The Strange Case of the 219 Missing EB-5 Decisions

By David North on August 1, 2012

As I have pointed out earlier, USCIS is not always skilled with numbers. When that trait is mixed with the inherent difficulty of an immigration agency managing an economic development/investment program some peculiar things happen.

All this relates to the cumbersome EB-5 (immigrant investor) program in which an alien family gets a full set of green cards in return for a private-sector investment of half a million dollars, a program described more thoroughly in the CIS Backgrounder "The Immigrant Investor (EB-5) Visa: A Program that Is, and Deserves to Be, Failing".

Playing the middleman role between alien investors and local users of their capital are a set of U.S.-based entities called regional centers, which are typically run by for-profit organizations. These are licensed by USCIS, a clumsy process in which the staff adjudicators have been less enthusiastic about many of the applications (the I-924) than the agency's Washington leadership.

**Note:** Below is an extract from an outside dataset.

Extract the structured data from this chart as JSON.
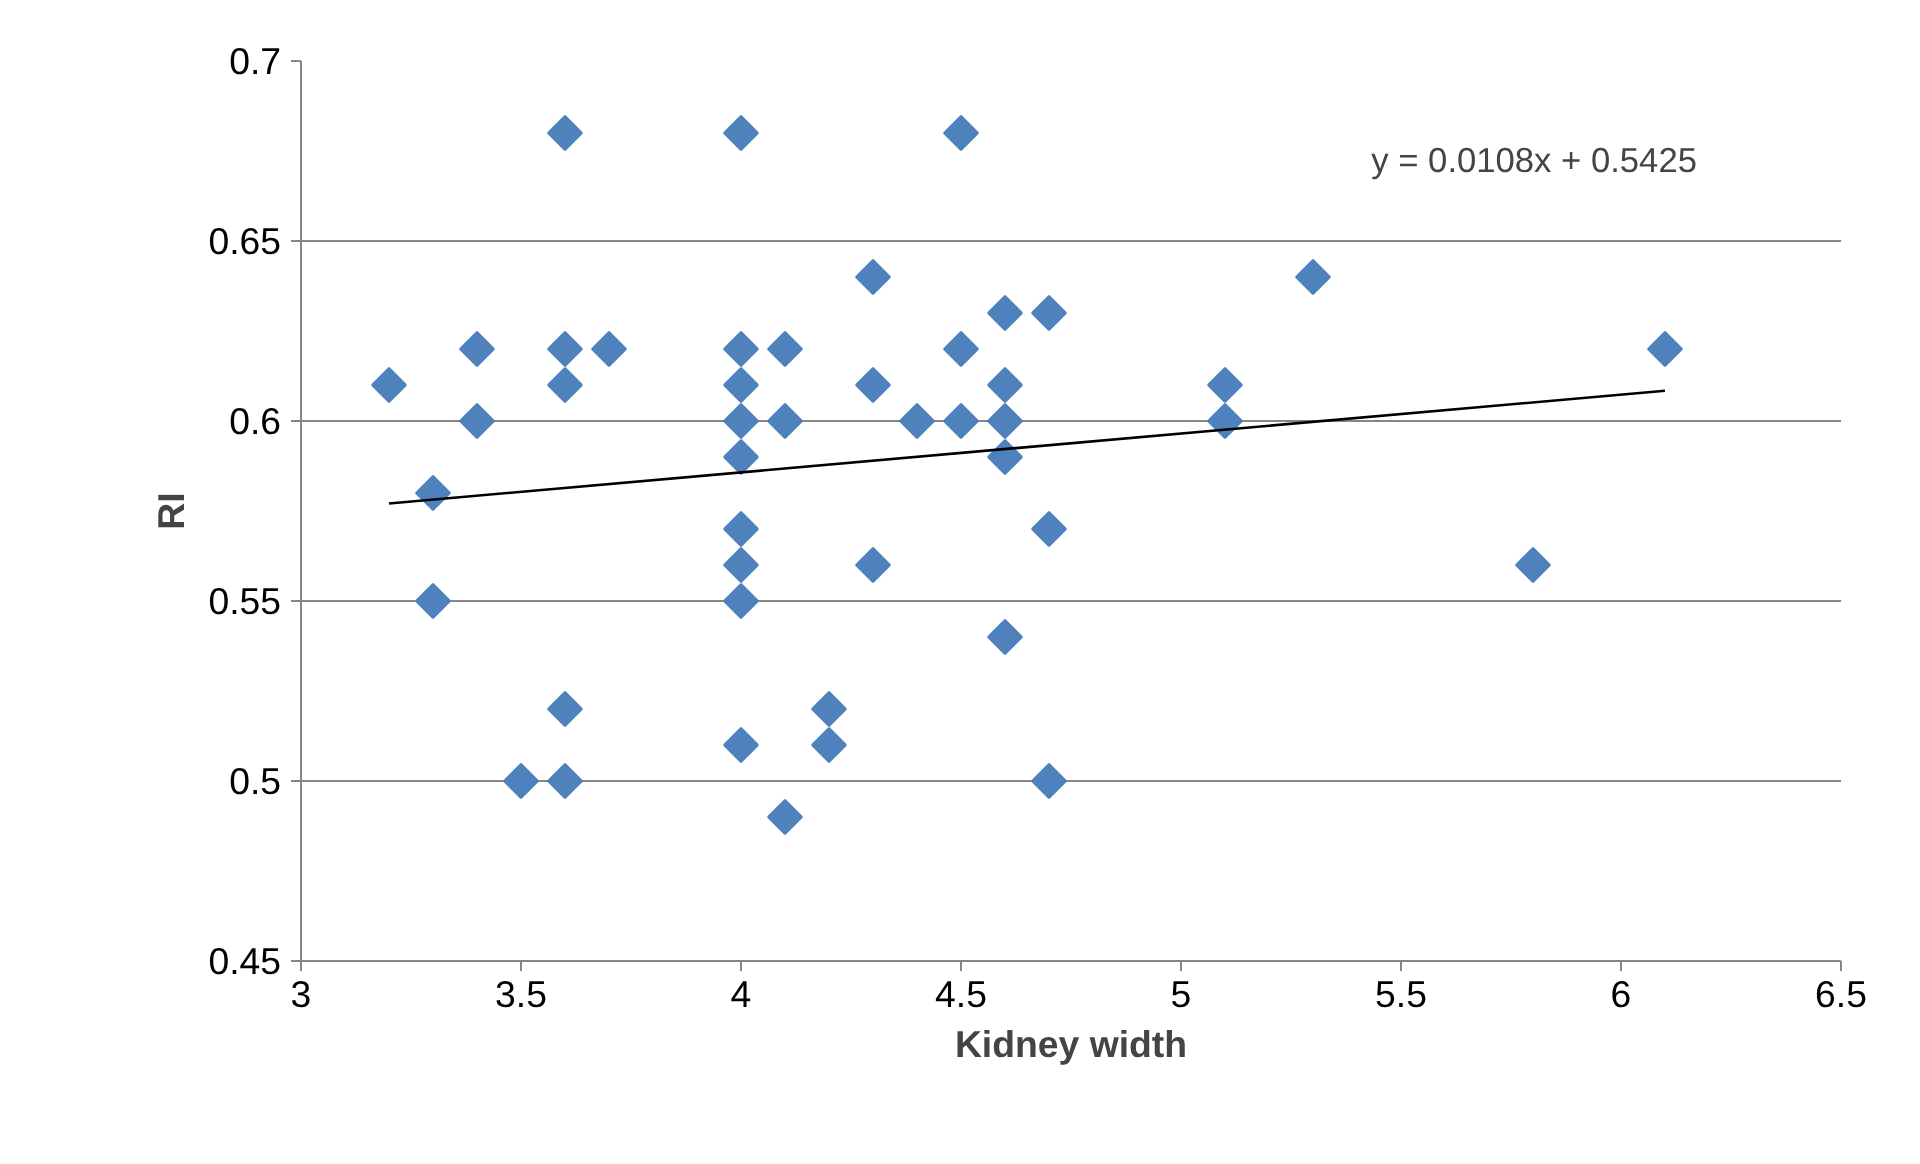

The table below shows what has happened when would-be regional centers filed for that status in the last couple of years. (If your eyes glaze over at too many numbers, you best bail out now.)



Bear in mind that only the first four columns of numbers were released by USCIS; the troublesome ones, those in the fifth and sixth columns and in the totals, have been calculated from the government's data and they show a puzzling pattern. If you add up the approvals and denials (374 decisions) they do not equal the applications filed (593), leading to the question: what happened to the missing 219 applications?

And, more fundamentally, why is USCIS releasing a set of unexplained numbers that would raise such a question? Doesn't it read its own statistics?

Are the 219 cases simply being set aside and not acted upon? Has this backlog, as the table suggests, been built up steadily in recent years while the Obama administration has been running things? I doubt that.

The government says that its statistics — which do not add up — consist of received applications, approved ones, and denied ones. Perhaps there is a missing fourth category, such as withdrawals, that fills the statistical gap or maybe the missing 219 includes a mix of postponed decisions and withdrawals.

Presumably this general release of numbers was designed to show that the EB-5 program is moving along nicely and that there have been more approvals than denials. But if you examine these numbers it quickly becomes clear that only a minority of the regional center applications filed (593) have been approved (231) — and this is in an agency that routinely approves 90-95 percent of the applications it sees.

Is the problem that USCIS is handling this very modest pile of applications ever more slowly — or that it is not quite up to the task of using numbers to show what is actually happening? (None of the numbers involve anything beyond grade-school math.)

Neither answer is very encouraging when you bear in mind that USCIS is about to tackle a de facto amnesty for something like a million people.